元の世界へ vol.4
「この設定何なの!あんたの世界って、ろくなもんないわね!」
「いや、さすがに俺の世界でもこれはアブノーマルだよ。」
「何かイライラしてきた!こうなったらあたし1人で食べるわ!やけ食いよ!!」
「おい、俺の分は!おい!」
ルーナは、テーブルの上のパフェをヤケクソに食う。
(腹空かせたゴリラみたいだな、こいつ…)
「はっ?あんた何か言った?」
ヤケクソゴリラのルーナは、心の声まで読み取る性能があるらしい。殺されると瞬時に察して、俺は首を横に振る。
計8個のパフェは一瞬にして無くなった。
ルーナは、また無言で立ち上がり、メニューを持ち出し、注文しに行った。
そして、こっちに戻ってきたと同時に、店員がまた違うパフェ8個を持ってきた。
また、ヤケクソに食うルーナ。
(おいおい…こいつ何個食う気何だよ…)
◆◇◆◇◆◇◆◇◆◇◆◇◆◇◆◇◆◇◆◇◆◇
とある公園。ボロボロのスーツを着たヒゲ面の男が1人ベンチでうなだれている。
「クッソ!何もかもうまくいかねー!何で俺はこんなについてねーんだ!仕事もプライベートも!」
ビールを飲みながら1人叫ぶ。
どうやらかなり酔っている様子。
「クックックッ。かなり飲まれているようですね〜。」
男の目の前には黒いローブを着た見知らぬ男。フードを深く被り顔は見えない。
「何だてめぇ!!バカにしてんのか!あっ!」
黒いローブ男に詰め寄るヒゲ面の男。
「クックックッ。まあ、そう焦らずとも。あなたは、何かお困りのようでは?」
黒いローブの男は言う。
「うるせー、バカ野郎!通りすがりの野郎に俺の何が分かるんだ!とっとと、俺の前から去れ!」
ヒゲ面の男は、黒いローブの男を突き飛ばそうとした瞬間、ヒゲ面の男の身体が氷のように止まった。
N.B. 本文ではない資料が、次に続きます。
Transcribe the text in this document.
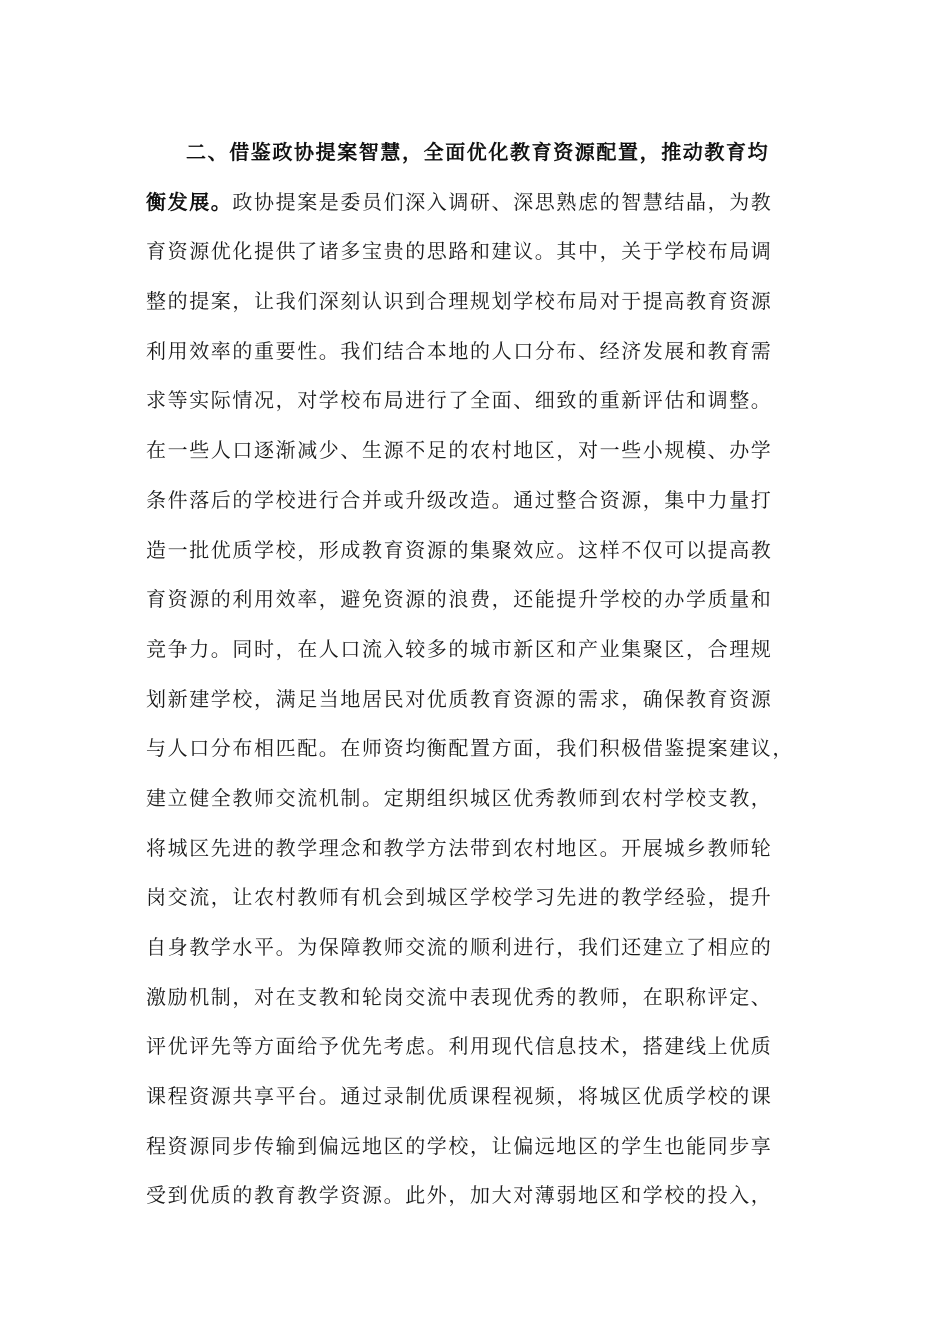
二、借鉴政协提案智慧，全面优化教育资源配置，推动教育均
衡发展。政协提案是委员们深入调研、深思熟虑的智慧结晶，为教
育资源优化提供了诸多宝贵的思路和建议。其中，关于学校布局调
整的提案，让我们深刻认识到合理规划学校布局对于提高教育资源
利用效率的重要性。我们结合本地的人口分布、经济发展和教育需
求等实际情况，对学校布局进行了全面、细致的重新评估和调整。
在一些人口逐渐减少、生源不足的农村地区，对一些小规模、办学
条件落后的学校进行合并或升级改造。通过整合资源，集中力量打
造一批优质学校，形成教育资源的集聚效应。这样不仅可以提高教
育资源的利用效率，避免资源的浪费，还能提升学校的办学质量和
竞争力。同时，在人口流入较多的城市新区和产业集聚区，合理规
划新建学校，满足当地居民对优质教育资源的需求，确保教育资源
与人口分布相匹配。在师资均衡配置方面，我们积极借鉴提案建议，
建立健全教师交流机制。定期组织城区优秀教师到农村学校支教，
将城区先进的教学理念和教学方法带到农村地区。开展城乡教师轮
岗交流，让农村教师有机会到城区学校学习先进的教学经验，提升
自身教学水平。为保障教师交流的顺利进行，我们还建立了相应的
激励机制，对在支教和轮岗交流中表现优秀的教师，在职称评定、
评优评先等方面给予优先考虑。利用现代信息技术，搭建线上优质
课程资源共享平台。通过录制优质课程视频，将城区优质学校的课
程资源同步传输到偏远地区的学校，让偏远地区的学生也能同步享
受到优质的教育教学资源。此外，加大对薄弱地区和学校的投入，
「クックックッ。分かりますよ〜。人は何もかもがうまくいかなくなると自暴自棄になるものですよ〜。そうだ!どうです、私があなたを幸せにしてさしあげますよ〜。」
黒いローブの男は、何かを取り出しヒゲ面の男に向ける。
「術式を構築。術式解放。ファフニールの紋章よ。彼に新なる力を与えよ。」
すると、ヒゲ面の男は、唸り声をあげ、黒い妖気に包まれていった。
「さあ、ショータイムの始まりですよ〜。また楽しませてくださいね〜、翔太くん。」
◆◇◆◇◆◇◆◇◆◇◆◇◆◇◆◇◆◇◆◇◆◇
「おい、ルーナ。お前どんだけ食ったんだよ。」
「40…うっ、気持ち悪い…吐きそう。」
「おい!やめろ!こんなとこで吐くな。」
ルーナはやけ食いのおかげで完全にグロッキー状態。歩くことすら出来ないルーナを俺がおんぶしている状況。
「ちょっと…休憩…したい。」
「分かった!ここで吐かれても困る。よし、あそこの公園のベンチで休憩しよう。」
ルーナをベンチに横になったまま青ざめた顔をしている。俺は、ベンチの淵に座りルーナの背中をさする。完全に看護師状態だ。
「大丈夫か?ルーナ。」
「どうやら大丈夫じゃなさそうに見えるね〜、そこの彼女は。」
前を向くと不気味な男が、不敵な笑みを浮かべて俺たちの目の前に立っていた。